Well, I hope you're ready for some more summer movie creepy crawlers, because here come the Eight Legged Freaks! Thanks to a carelessly discarded drum of toxic waste (isn't it always?), the tiny desert town of Prosperity is about to suffer the wrath of some weird, wild visitors.
Those visitors include tons of giant, killer spiders and human oddity David Arquette. Arquette plays Chris McCormack, who has just returned to Prosperity, his home town, after being away for ten years. McCormack, among other things, has extremely bad timing, and it's not long before he and the other townsolk find themselves fighting for their lives against a stampede of hungry, mutant arachnids.
About twenty minutes into this film, I was ready to proclaim it the best 'giant spider' movie since The Wild, Wild West. Believe me, that's not a compliment. Then I remembered those old mutant insect flicks from the 1950's, like Tarantula, upon which this movie draws most of its inspiration.
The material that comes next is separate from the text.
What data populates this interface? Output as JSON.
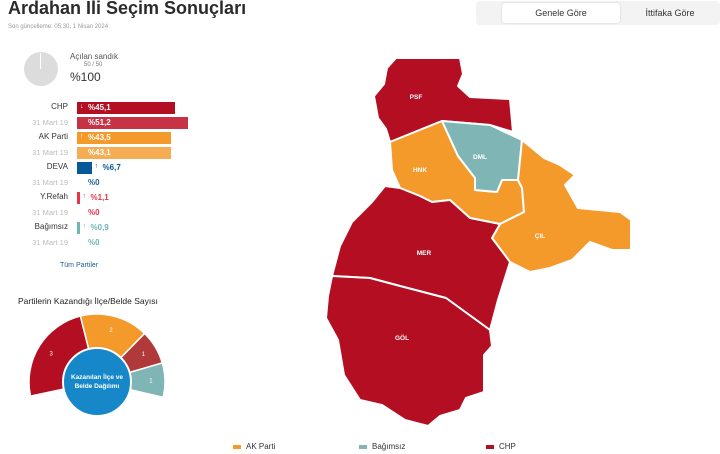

In those films, the plots were meaningless, the acting was horrible, and the special effects were even worse. The guiding rule was that, when presented with any dangerous, life threatening situation, the characters always did the most idiotic thing possible. So, you say your friend just disappeared into an abandoned mine shaft? No problem. Just call their name a couple times, then when they don't answer, go right into that dark, spiderweb-covered tunnel to look for them, alone. Never mind those strange scratching noises or the foul smell. Go right ahead! What's the worst that could happen? I must say that every aspect of Eight Legged Freaks is true to the spirit of those classic, freaky flicks. Is that a compliment? Mmm, could be!
While it does have its moments, when compared to other, similar 'freak of nature' movies (those not just starring Tom Green, that is), Eight Legged Freaks still falls a bit short of the mark. It doesn't have the creepy style of Arachnophobia or the campy wit of Tremors, and the digital effects are only a shade better than the superimposed effects of those old B-movies. However, what it lacks in technical quality, it makes up for in goofy exuberance! There are many fun moments as hundreds of gigantic spiders ravage the little town, attacking all its extras and stuntpeople.
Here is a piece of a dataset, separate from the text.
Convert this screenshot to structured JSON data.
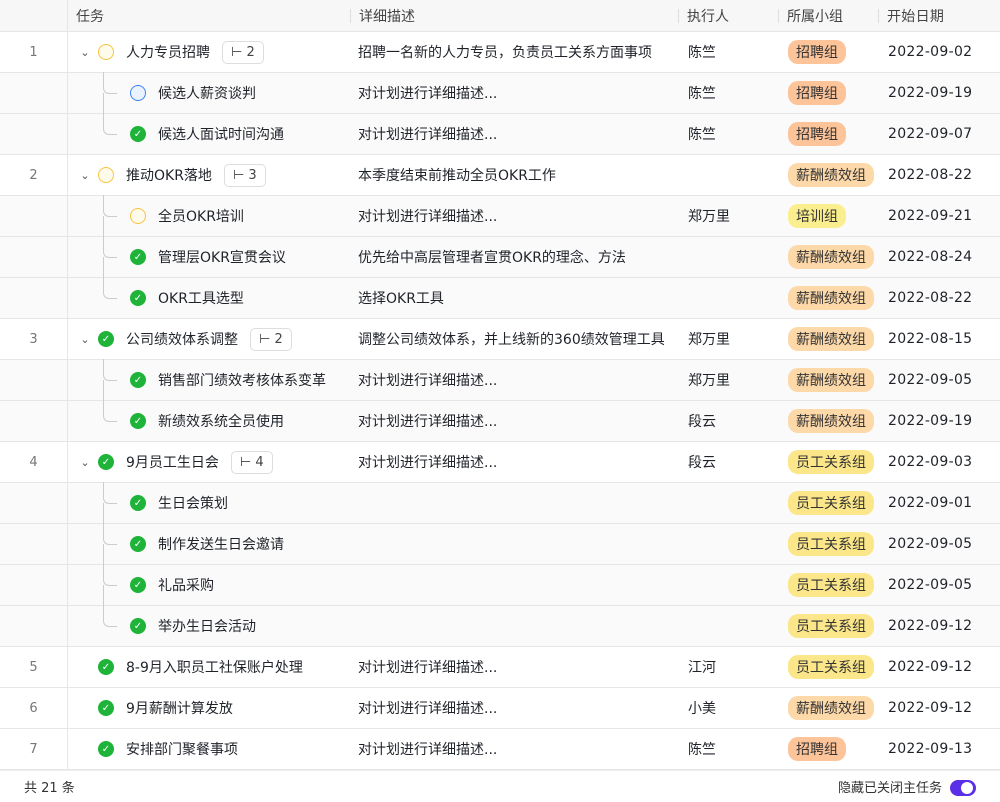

For the most part, Eight Legged Freaks is satisfied with playing upon it's own cheesiness, and in this respect it succeeds. If you're looking to be scared out of your wits, though, that's a different story. Only those with an intense fear of spiders will be frightened by this movie. Not many people with a fear of spiders out there, are there? Nah, I didn't think so. In fact, I was more frightened by David Arquette. Have you seen this guy? He's one freaky dude! So, if you find yourself thinking, 'freaks of any kind give me the willies!', then Eight Legged Freaks will deliver the goods.